When I’m wheeling my cart around, returning books one by one to their shelves, there are really only two places in the library where I’m liable to find my way blocked by someone sitting on the floor. The first of these, naturally enough, is the juvenile section, where day in and day out the children of Talbot County stretch out upon our industrial grade wall-to-wall as upon a magic carpet, their imaginations in thrall to C. S. Lewis or J. K. Rowling or Laura Ingalls Wilder. The other place where people sitting on the floor regularly block my way is adult fiction.
Which, when you think about it, is kind of interesting.
I mean here we are, a society of supposedly hard-headed entrepreneurs and wage-earners—all of us, according to Adam Smith, thinking of little beyond the next dollar—yet again and again when we visit the library, we lose ourselves not in the 330s (personal finance/retirement planning) nor even the 650s (salesmanship), but fiction, the part of the library where not facts but fancy rules.
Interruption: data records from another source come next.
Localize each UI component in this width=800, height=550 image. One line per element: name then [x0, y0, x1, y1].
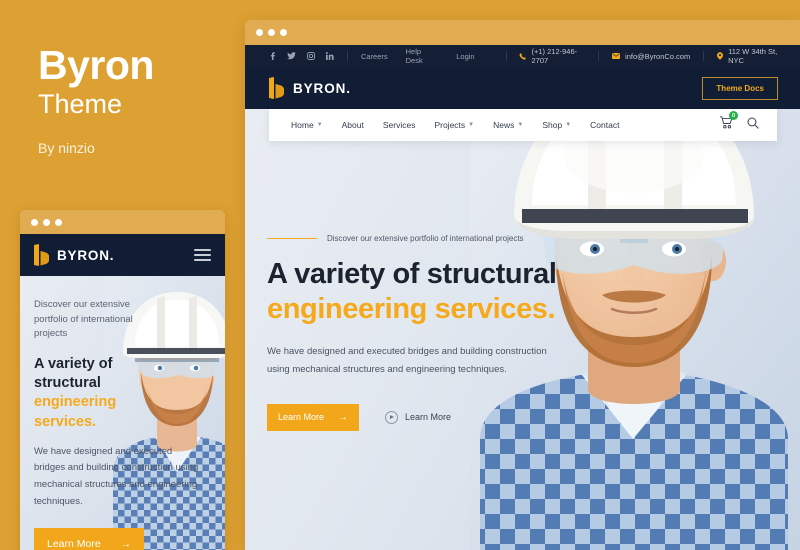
nav-label-news: News [493, 120, 515, 130]
hero-actions: Learn More → Learn More [267, 403, 567, 431]
mobile-learn-more-button[interactable]: Learn More → [34, 528, 144, 550]
cart-count-badge: 0 [729, 111, 738, 120]
topbar-contact-group: (+1) 212-946-2707 info@ByronCo.com 112 W… [493, 47, 800, 65]
mobile-hero-title-line2: engineering services. [34, 394, 117, 430]
hero-video-label: Learn More [405, 412, 452, 423]
window-dot-maximize [280, 29, 287, 36]
topbar-phone[interactable]: (+1) 212-946-2707 [519, 47, 585, 65]
nav-label-contact: Contact [590, 120, 620, 130]
brand-name[interactable]: BYRON. [293, 81, 351, 96]
site-topbar: Careers Help Desk Login (+1) 212-946-270… [245, 45, 800, 67]
topbar-link-help-desk[interactable]: Help Desk [406, 47, 439, 65]
nav-item-home[interactable]: Home ▼ [291, 120, 323, 130]
linkedin-icon[interactable] [326, 52, 334, 60]
nav-item-news[interactable]: News ▼ [493, 120, 523, 130]
topbar-email-text: info@ByronCo.com [625, 51, 691, 61]
chevron-down-icon: ▼ [517, 122, 524, 128]
byron-logo-mark-icon [34, 244, 50, 266]
facebook-icon[interactable] [269, 52, 276, 60]
window-dot-maximize [55, 218, 62, 226]
hero-learn-more-button[interactable]: Learn More → [267, 403, 359, 431]
hero-section: Discover our extensive portfolio of inte… [245, 109, 800, 550]
mobile-brand-name: BYRON. [57, 247, 115, 263]
topbar-divider [703, 51, 705, 61]
topbar-link-careers[interactable]: Careers [361, 52, 388, 61]
mobile-hero-title-line1: A variety of structural [34, 356, 113, 392]
topbar-divider [598, 51, 600, 61]
hero-learn-more-label: Learn More [278, 412, 325, 423]
shopping-cart-icon[interactable]: 0 [719, 111, 738, 134]
topbar-email[interactable]: info@ByronCo.com [612, 52, 690, 61]
nav-item-shop[interactable]: Shop ▼ [542, 120, 571, 130]
topbar-divider [347, 51, 348, 61]
window-dot-close [256, 29, 263, 36]
nav-label-projects: Projects [434, 120, 466, 130]
hero-copy: Discover our extensive portfolio of inte… [267, 234, 567, 431]
window-dot-close [31, 218, 38, 226]
mobile-window-chrome [20, 210, 225, 234]
arrow-right-icon: → [338, 411, 348, 423]
theme-docs-button[interactable]: Theme Docs [702, 76, 778, 100]
promo-banner: Byron Theme By ninzio BYRON. Discover ou… [0, 0, 800, 550]
mobile-hero-eyebrow: Discover our extensive portfolio of inte… [34, 299, 133, 340]
nav-item-contact[interactable]: Contact [590, 120, 619, 130]
nav-label-services: Services [382, 120, 416, 130]
promo-subtitle: Theme [38, 89, 123, 120]
hero-paragraph: We have designed and executed bridges an… [267, 345, 547, 376]
hero-accent-dash [267, 237, 317, 240]
play-circle-icon [385, 410, 398, 424]
hero-title: A variety of structural engineering serv… [267, 257, 567, 328]
mobile-hero-paragraph: We have designed and executed bridges an… [34, 445, 199, 507]
window-dot-minimize [43, 218, 50, 226]
desktop-mockup: Careers Help Desk Login (+1) 212-946-270… [245, 20, 800, 550]
site-navbar: BYRON. Theme Docs [245, 67, 800, 109]
phone-icon [519, 52, 527, 60]
hero-eyebrow: Discover our extensive portfolio of inte… [327, 234, 524, 243]
menu-actions: 0 [719, 111, 759, 134]
window-dot-minimize [268, 29, 275, 36]
hero-title-line2: engineering services. [267, 293, 556, 326]
chevron-down-icon: ▼ [468, 122, 475, 128]
promo-text-block: Byron Theme By ninzio [38, 42, 238, 156]
social-links [269, 52, 334, 60]
nav-label-home: Home [291, 120, 314, 130]
hamburger-menu-icon[interactable] [194, 249, 211, 261]
nav-label-about: About [341, 120, 364, 130]
topbar-address-text: 112 W 34th St, NYC [728, 47, 778, 65]
arrow-right-icon: → [121, 538, 131, 550]
envelope-icon [612, 53, 621, 59]
nav-label-shop: Shop [542, 120, 563, 130]
topbar-divider [505, 51, 507, 61]
nav-item-services[interactable]: Services [383, 120, 416, 130]
topbar-address[interactable]: 112 W 34th St, NYC [717, 47, 786, 65]
nav-item-projects[interactable]: Projects ▼ [434, 120, 474, 130]
promo-author: By ninzio [38, 139, 95, 156]
desktop-window-chrome [245, 20, 800, 45]
chevron-down-icon: ▼ [316, 122, 323, 128]
mobile-mockup: BYRON. Discover our extensive portfolio … [20, 210, 225, 550]
topbar-link-login[interactable]: Login [456, 52, 474, 61]
twitter-icon[interactable] [287, 52, 296, 60]
promo-title: Byron [38, 42, 154, 88]
chevron-down-icon: ▼ [565, 122, 572, 128]
hero-learn-more-video-button[interactable]: Learn More [385, 410, 452, 424]
byron-logo-mark-icon[interactable] [269, 77, 285, 99]
mobile-site-header: BYRON. [20, 234, 225, 276]
search-icon[interactable] [747, 116, 759, 134]
hero-title-line1: A variety of structural [267, 258, 557, 290]
mobile-hero-copy: Discover our extensive portfolio of inte… [20, 276, 198, 550]
instagram-icon[interactable] [307, 52, 315, 60]
hero-eyebrow-row: Discover our extensive portfolio of inte… [267, 234, 567, 243]
main-menu-bar: Home ▼ About Services Projects ▼ News ▼ … [269, 109, 777, 141]
topbar-phone-text: (+1) 212-946-2707 [531, 47, 578, 65]
nav-item-about[interactable]: About [342, 120, 364, 130]
map-pin-icon [717, 52, 724, 60]
mobile-hero-section: Discover our extensive portfolio of inte… [20, 276, 225, 550]
mobile-learn-more-label: Learn More [47, 538, 101, 550]
mobile-hero-title: A variety of structural engineering serv… [34, 355, 156, 432]
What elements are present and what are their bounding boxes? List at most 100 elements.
And truth be told, I don’t think this is such a bad thing. Indeed, I think it probably says something good about us as a community that, for all our work-a-day pragmatism, we still like to dream, still like to settle onto the floor like children, lose ourselves (or, maybe, find ourselves) in the great stories of our time.
But it isn’t always easy to reach the place where one can sit unself-consciously on the floor, immerse one’s self in make-believe. For between the carefree innocence of childhood and the mature self-confidence of age comes the tension and uncertainty of adolescence. A wise woman once told me that adolescence is a condition that begins around eleven or twelve years of age and ends sometimes.
Yet hope springs eternal.
Even in August.
In August it is not at all uncommon to find a high school student wandering around the fiction section with a lost look on his face and a sheet of mimeographed paper in his hand. These are the saddest of kids, the ones who have just discovered that, all evidence to the contrary notwithstanding, their parents were actually right: summer will end, school will begin again (soon!), and they have yet to find, much less read, the books on their summer reading list.
In truth, these are some of my favorite patrons. When you ask one of these young people if they need help finding anything, they are almost always refreshingly honest. They will hand you the reading list their teacher gave them last spring as a foreign tourist seeking directions might hand you a map of Easton, hopeful, helpless, utterly dependent upon you to direct them to some strange, unheard-of place called The Snows of Kilimanjaro or A Room With A View.
This past summer I had the privilege of helping a young man look for his first copy of The Grapes of Wrath. When we discovered (as is often the case with these end-of-summer read-athons) that all our copies of Steinbeck’s classic had been checked out, the boy was unconcerned. Pointing at his sheet of paper as a husband might his wife’s grocery list, he said he’d been told he only needed one of the books printed on it as that was all his teacher said they had to read this summer.
So we found the next title on the list, the young man thanked me for my help, and then, doubtless already thinking about something else—his girl maybe, or maybe a trip to the Dairy Queen—he turned and began to walk away.
And my heart sank.
Catching up with him, I said, “Listen, The Grapes of Wrath, it’s a classic. It’s ... I don’t know, it’s what America’s all about. You’ve got to promise me you won’t go through life without reading it at least once.”
And to give him credit, the boy smiled politely and said he would. And who knows? Maybe he will. Maybe, someday, sitting on the floor in the Talbot County Free Library, that young man will join a family of Okies as they make their way across the Depression-era west, and like them, like Rose of Sharon, discover an abiding connection with all the people of this good earth.